People looking for a trustworthy debt relief organization to help win the battle against debt can ask Housser’s seven questions:
- Individualized plans: Does the company provide actual consultations and free advice to consumers? Or does the company direct every consumer into a pre-determined plan, such as a debt management plan or debt settlement plan? Be especially wary of any company that pushes you to a plan without thoroughly reviewing your finances.
- Education: Does the company provide educational material, including budgeting and financial advice, free of charge? Many firms consider educational material an additional fee source, not a benefit to their clients.
- Management: What is the background of the firm’s management team? Look for relevant education and experience. Watch out for those that jump from opportunity to opportunity.
- Company history: How long has the company been in business? How many customers has it served? Ask if the company and its own employees provide service through the life of the program. Some companies contract out to other businesses after enrolling a client.
- Success rate: Request and review the company’s dropout and completion rates. This information can help indicate how well a company structures negotiations and payment plans.
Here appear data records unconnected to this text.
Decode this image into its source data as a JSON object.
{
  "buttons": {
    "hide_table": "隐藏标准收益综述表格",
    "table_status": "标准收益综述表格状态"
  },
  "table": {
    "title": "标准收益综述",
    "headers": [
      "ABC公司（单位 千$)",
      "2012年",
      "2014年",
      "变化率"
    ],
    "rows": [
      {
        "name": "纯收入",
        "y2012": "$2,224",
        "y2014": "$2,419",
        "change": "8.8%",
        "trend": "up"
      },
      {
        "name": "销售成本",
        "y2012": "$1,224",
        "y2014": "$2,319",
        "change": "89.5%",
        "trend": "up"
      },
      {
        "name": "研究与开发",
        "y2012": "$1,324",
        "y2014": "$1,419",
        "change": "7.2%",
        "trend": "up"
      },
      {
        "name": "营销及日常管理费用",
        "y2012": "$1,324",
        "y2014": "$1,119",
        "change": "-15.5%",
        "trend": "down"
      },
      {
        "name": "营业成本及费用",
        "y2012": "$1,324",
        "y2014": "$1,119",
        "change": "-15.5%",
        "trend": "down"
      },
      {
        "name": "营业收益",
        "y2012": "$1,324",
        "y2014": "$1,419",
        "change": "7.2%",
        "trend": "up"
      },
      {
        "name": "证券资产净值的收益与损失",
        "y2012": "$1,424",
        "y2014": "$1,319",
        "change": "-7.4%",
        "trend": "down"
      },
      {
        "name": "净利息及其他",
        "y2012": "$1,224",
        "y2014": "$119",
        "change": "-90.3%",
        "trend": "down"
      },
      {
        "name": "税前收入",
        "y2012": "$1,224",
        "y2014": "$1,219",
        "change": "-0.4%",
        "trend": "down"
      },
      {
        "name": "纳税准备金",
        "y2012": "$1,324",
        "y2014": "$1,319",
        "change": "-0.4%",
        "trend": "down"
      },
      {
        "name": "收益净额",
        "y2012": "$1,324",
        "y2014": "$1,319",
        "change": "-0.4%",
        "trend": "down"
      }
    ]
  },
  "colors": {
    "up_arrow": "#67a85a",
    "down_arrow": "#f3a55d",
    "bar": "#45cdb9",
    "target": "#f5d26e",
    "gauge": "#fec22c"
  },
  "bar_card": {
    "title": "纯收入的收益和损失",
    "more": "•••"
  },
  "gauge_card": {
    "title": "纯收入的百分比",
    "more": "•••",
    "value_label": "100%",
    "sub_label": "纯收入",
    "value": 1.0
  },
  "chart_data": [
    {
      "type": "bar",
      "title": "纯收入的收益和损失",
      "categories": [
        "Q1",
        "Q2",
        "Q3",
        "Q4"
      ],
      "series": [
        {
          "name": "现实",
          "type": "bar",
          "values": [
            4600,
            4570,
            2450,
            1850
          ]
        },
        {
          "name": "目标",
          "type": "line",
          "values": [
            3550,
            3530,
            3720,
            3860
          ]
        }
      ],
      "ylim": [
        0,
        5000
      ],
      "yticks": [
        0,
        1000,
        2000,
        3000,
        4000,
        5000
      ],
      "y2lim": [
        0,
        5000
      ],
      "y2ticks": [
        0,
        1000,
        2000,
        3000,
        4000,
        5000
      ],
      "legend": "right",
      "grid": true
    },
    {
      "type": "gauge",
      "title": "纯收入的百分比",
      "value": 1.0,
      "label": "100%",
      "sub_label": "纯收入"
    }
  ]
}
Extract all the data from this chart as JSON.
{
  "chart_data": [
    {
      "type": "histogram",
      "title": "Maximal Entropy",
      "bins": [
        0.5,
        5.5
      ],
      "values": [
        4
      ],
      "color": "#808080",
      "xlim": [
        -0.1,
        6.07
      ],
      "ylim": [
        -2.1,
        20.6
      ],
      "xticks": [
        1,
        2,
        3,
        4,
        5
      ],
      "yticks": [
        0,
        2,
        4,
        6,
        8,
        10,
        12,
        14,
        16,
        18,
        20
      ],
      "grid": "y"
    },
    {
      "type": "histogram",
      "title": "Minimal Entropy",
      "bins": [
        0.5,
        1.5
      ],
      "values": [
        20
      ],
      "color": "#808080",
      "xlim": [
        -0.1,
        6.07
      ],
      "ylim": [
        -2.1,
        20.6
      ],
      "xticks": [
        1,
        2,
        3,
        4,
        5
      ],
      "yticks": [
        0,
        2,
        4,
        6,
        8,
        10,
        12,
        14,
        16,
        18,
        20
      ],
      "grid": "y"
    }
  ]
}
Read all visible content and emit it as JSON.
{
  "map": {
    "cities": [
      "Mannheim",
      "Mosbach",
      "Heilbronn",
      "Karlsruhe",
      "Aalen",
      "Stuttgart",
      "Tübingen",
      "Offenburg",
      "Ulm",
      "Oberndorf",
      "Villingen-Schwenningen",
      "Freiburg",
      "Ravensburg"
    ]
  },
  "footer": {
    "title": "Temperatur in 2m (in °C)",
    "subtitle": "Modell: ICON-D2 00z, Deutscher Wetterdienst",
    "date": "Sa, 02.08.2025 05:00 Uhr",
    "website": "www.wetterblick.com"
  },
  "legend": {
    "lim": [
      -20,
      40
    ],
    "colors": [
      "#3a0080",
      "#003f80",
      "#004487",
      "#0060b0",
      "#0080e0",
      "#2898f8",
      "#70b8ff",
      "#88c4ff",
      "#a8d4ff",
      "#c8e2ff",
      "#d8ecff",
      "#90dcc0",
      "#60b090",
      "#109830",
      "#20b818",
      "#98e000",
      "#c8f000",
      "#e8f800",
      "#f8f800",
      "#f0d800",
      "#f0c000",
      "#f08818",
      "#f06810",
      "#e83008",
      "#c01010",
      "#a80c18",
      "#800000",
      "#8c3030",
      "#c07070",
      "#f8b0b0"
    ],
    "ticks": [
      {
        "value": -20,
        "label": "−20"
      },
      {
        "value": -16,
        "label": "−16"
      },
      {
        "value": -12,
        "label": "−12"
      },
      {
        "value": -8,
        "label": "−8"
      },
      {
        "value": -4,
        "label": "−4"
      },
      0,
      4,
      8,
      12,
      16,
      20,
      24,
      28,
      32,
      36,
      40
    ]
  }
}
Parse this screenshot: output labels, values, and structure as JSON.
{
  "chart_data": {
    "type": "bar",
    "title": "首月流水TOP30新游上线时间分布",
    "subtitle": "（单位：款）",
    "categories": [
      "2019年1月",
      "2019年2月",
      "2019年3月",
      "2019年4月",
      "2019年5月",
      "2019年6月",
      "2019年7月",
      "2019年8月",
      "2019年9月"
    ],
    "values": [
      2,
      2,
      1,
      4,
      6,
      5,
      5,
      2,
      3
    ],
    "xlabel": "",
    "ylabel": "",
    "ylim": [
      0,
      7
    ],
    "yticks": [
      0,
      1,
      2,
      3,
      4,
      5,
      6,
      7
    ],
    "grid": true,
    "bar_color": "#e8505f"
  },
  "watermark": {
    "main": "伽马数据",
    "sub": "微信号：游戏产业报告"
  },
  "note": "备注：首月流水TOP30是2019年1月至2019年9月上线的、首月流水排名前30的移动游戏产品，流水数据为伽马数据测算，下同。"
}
- Fees: What are the fees, and how will the firm assess them? It is important to look at fees over the life of the suggested program. For example, credit counseling can sound very affordable because the monthly fees may be low. Over the course of a five-year plan, though, they will add up. A person with an original debt of $20,000 might end up paying $30,000 over five years in a credit counseling program. If the firm is a debt negotiation business, does it assess fees before settling a debt? The Federal Trade Commission’s 2010 rules prohibit debt negotiation companies from charging fees before a debt is resolved.
- Additional services: How will the company help with creditor calls? Will it provide assistance if a payment issue goes to court? Find a company that will work with you through the entire period, and all circumstances, of your debt relief program.
The choice of a debt relief firm will depend on the individual consumer and situation, says Housser. No one method is best for everyone. One good place to begin searching for a credible debt relief firm is on the website of the American Fair Credit Council. Members must meet strict standards, including complying with the Federal Trade Commission regulations.